Modelmid
This was my midterm project for Mathematical Modeling. I used mathematical-solution attribution as a modeling problem: given a written solution, can I infer whether it came from a human student or from a specific LLM?
I keep the report, data-processing scripts, classifier experiments, and later extensions in GitHub / wjjpku/Modelmid.
What I studied
The original midterm version focused on human writing plus four LLM sources: DeepSeek, Kimi, GLM, and Qwen. Later, I extended the public version with GPT-4.1-mini related generation and adversarial experiments. I do not treat every later figure as part of the original midterm submission; I treat the repository as a course project that kept growing after the deadline.
The point was not ordinary topic classification. The same or similar math problems were answered by different sources, so the detector had to look for writing and formatting fingerprints rather than problem content alone.
I focused on signals such as:
- paragraph count and paragraph length
- line breaks and step formatting
- inline and display LaTeX usage
- logical connectors and proof-transition words
- TF-IDF phrase patterns
- source-specific habits in mathematical explanation
My workflow
- Build paired mathematical-solution datasets across sources.
- Extract lexical, structural, LaTeX, and proof-style features.
- Train traditional machine-learning classifiers and neural baselines.
- Evaluate in-distribution performance, cross-domain generalization, and adversarial rewriting.
- Use feature analysis to understand what the detector is actually relying on.
Models I compared
I compared two families of detectors.
The first family used feature engineering: TF-IDF plus custom structural features, then tree-based models or similar classifiers. This was easier to inspect because I could see whether the model cared about paragraph structure, LaTeX packaging, proof rhythm, or phrase choice.
The second family used end-to-end neural models, including DistilBERT in the expanded experiments. These could be stronger in distribution, but they were also harder to explain. I cared about that tradeoff more than about a single leaderboard number.
How I separate the versions
I now think about the project in two layers.
The midterm layer is the submitted assignment: feature extraction, source classification, cross-domain generalization, and anti-detection analysis on the original source set.
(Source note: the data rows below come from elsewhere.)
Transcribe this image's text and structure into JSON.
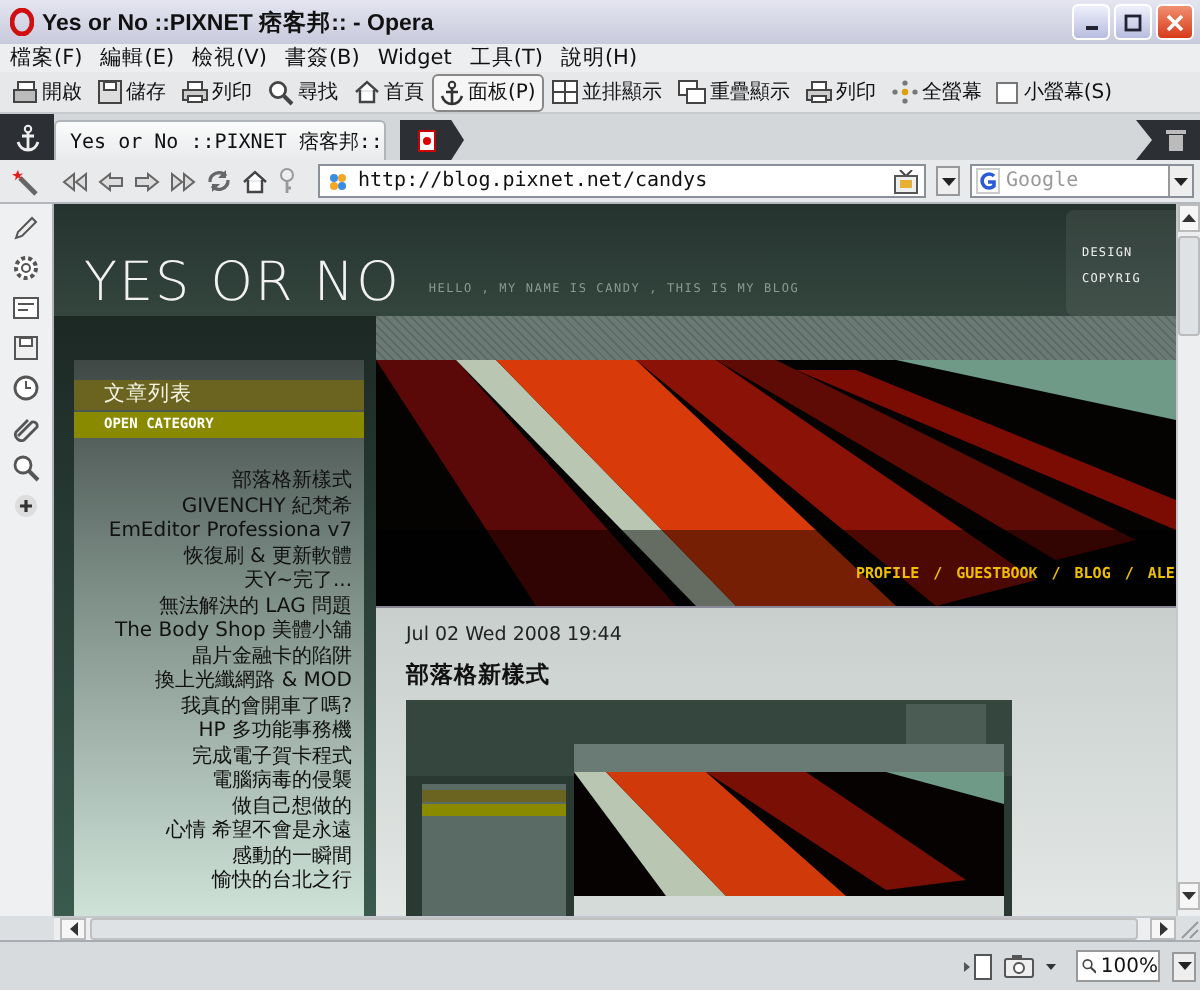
{
  "window": {
    "title": "Yes or No ::PIXNET 痞客邦:: - Opera"
  },
  "menu": [
    "檔案(F)",
    "編輯(E)",
    "檢視(V)",
    "書簽(B)",
    "Widget",
    "工具(T)",
    "說明(H)"
  ],
  "toolbar": [
    {
      "kind": "button",
      "label": "開啟",
      "pressed": false
    },
    {
      "kind": "button",
      "label": "儲存",
      "pressed": false
    },
    {
      "kind": "button",
      "label": "列印",
      "pressed": false
    },
    {
      "kind": "button",
      "label": "尋找",
      "pressed": false
    },
    {
      "kind": "button",
      "label": "首頁",
      "pressed": false
    },
    {
      "kind": "button",
      "label": "面板(P)",
      "pressed": true
    },
    {
      "kind": "button",
      "label": "並排顯示",
      "pressed": false
    },
    {
      "kind": "button",
      "label": "重疊顯示",
      "pressed": false
    },
    {
      "kind": "button",
      "label": "列印",
      "pressed": false
    },
    {
      "kind": "button",
      "label": "全螢幕",
      "pressed": false
    },
    {
      "kind": "checkbox",
      "label": "小螢幕(S)",
      "checked": false
    }
  ],
  "tabs": [
    {
      "title": "Yes or No ::PIXNET 痞客邦::",
      "selected": true
    }
  ],
  "address": {
    "url": "http://blog.pixnet.net/candys"
  },
  "search": {
    "placeholder": "Google"
  },
  "page": {
    "header": {
      "logo": "YES OR NO",
      "tagline": "HELLO , MY NAME IS CANDY , THIS IS MY BLOG",
      "credits": [
        "DESIGN",
        "COPYRIG"
      ]
    },
    "sidebar": {
      "title": "文章列表",
      "category": "OPEN CATEGORY",
      "articles": [
        "部落格新樣式",
        "GIVENCHY 紀梵希",
        "EmEditor Professiona v7",
        "恢復刷 & 更新軟體",
        "天Y~完了...",
        "無法解決的 LAG 問題",
        "The Body Shop 美體小舖",
        "晶片金融卡的陷阱",
        "換上光纖網路 & MOD",
        "我真的會開車了嗎?",
        "HP 多功能事務機",
        "完成電子賀卡程式",
        "電腦病毒的侵襲",
        "做自己想做的",
        "心情 希望不會是永遠",
        "感動的一瞬間",
        "愉快的台北之行"
      ]
    },
    "nav": {
      "separator": "/",
      "links": [
        "PROFILE",
        "GUESTBOOK",
        "BLOG",
        "ALE"
      ]
    },
    "post": {
      "date": "Jul 02 Wed 2008 19:44",
      "title": "部落格新樣式"
    }
  },
  "status": {
    "zoom": "100%"
  }
}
The expanded repository layer adds GPT-4.1-mini generation, stealth-generation scripts, six-source reports, updated figures, and adversarial experiment summaries. I keep that distinction because otherwise the project sounds cleaner than it really was.
The adversarial lesson
The adversarial part became the most interesting lesson. Once I exposed the detector’s feature preferences, a generator could be guided to change its paragraphing, formula packaging, and proof style. Data-driven prompt feedback can weaken a detector surprisingly quickly.
This makes the project more honest than a classifier demo: interpretability helps explain a model, but it also creates an attack surface.
Figures
What I Learned
The project taught me to treat detection claims carefully. High in-distribution performance is not the same as robust understanding. A detector can learn real style signals, but those same signals can be manipulated once they are known.